Gareth Everard has an interesting article on TechCrunch discussing what he believes crowdfunding will look like in the near future.
The golden age of irrational exuberance on Kickstarter has ended — Pebble is shutting down, marking the fall of crowdfunding's white knight after a string of other high-profile closures and failures.
Originally positioned as a medium for (especially arts-related) projects to garner modest seed funding from a diverse group of supporters, crowdfunding platforms like Kickstarter and Indiegogo have obviously evolved since their respective launches in 2009 and 2008. Yes, crowdfunding has produced some inspiring success stories that have grown into innovative businesses, like Peak Design and Flow Hive.
However, it also has facilitated the transfer of significant sums of money to teams that ultimately proved themselves to be incompetent, leaving backers with nothing. Recent headlines have been chock full of projects that have declared bankruptcy or otherwise betrayed their early backers, exposing cases where founders' and companies' egos have simply overtaken their ability to reason, plan and communicate logically or truthfully.

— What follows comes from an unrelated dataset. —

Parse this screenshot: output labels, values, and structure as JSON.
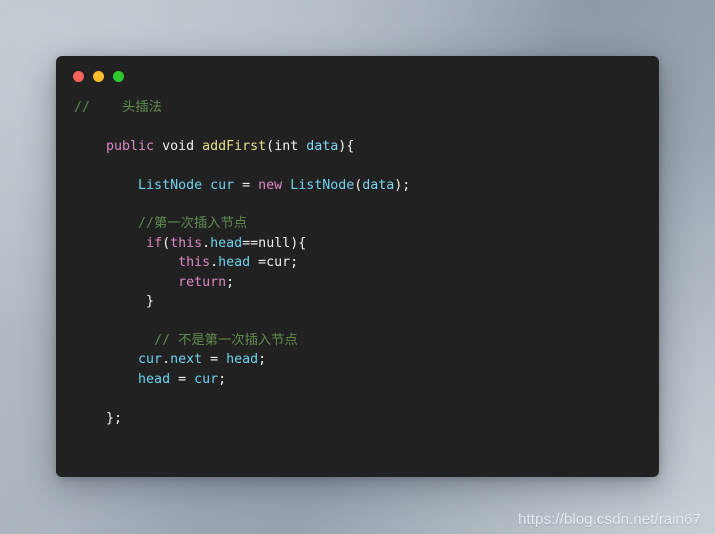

Have the high profile failures doomed crowdfunding?
(Score: 4, Interesting) by DutchUncle on Monday January 23 2017, @02:20PM
It's a matter of expectations: It's not a pre-order, it's artistic patronage. I have backed dozens of things, all new projects from a source I was already familiar with; new board games from publishers and/or designers I already like; new DVDs from musical and entertainment groups I had heard (at least online). All creative works where the funding (the "interest free loan") was for physical publication. All of them finished but one (which offered a refund, and for the amount I told them to forget it). Some of them were ridiculously later than original projections, but in most cases they made regular updates on progress (a famous one, Ogre from Steve Jackson Games, actually hired an additional staffer to manage the project and the online communication).
(Score: 0) by Anonymous Coward on Monday January 23 2017, @04:34PM
However a patron still expects something in return for their investment, even if not a physical good. A lot of arts patronage was by the church to create art that met their agenda and extended their influence while the Medeci were famous for using their patronage of the arts as a form of money laundry.
(Score: 0) by Anonymous Coward on Tuesday January 24 2017, @06:40AM
I use Kickstarter to donate money to Erfworld comic. It works.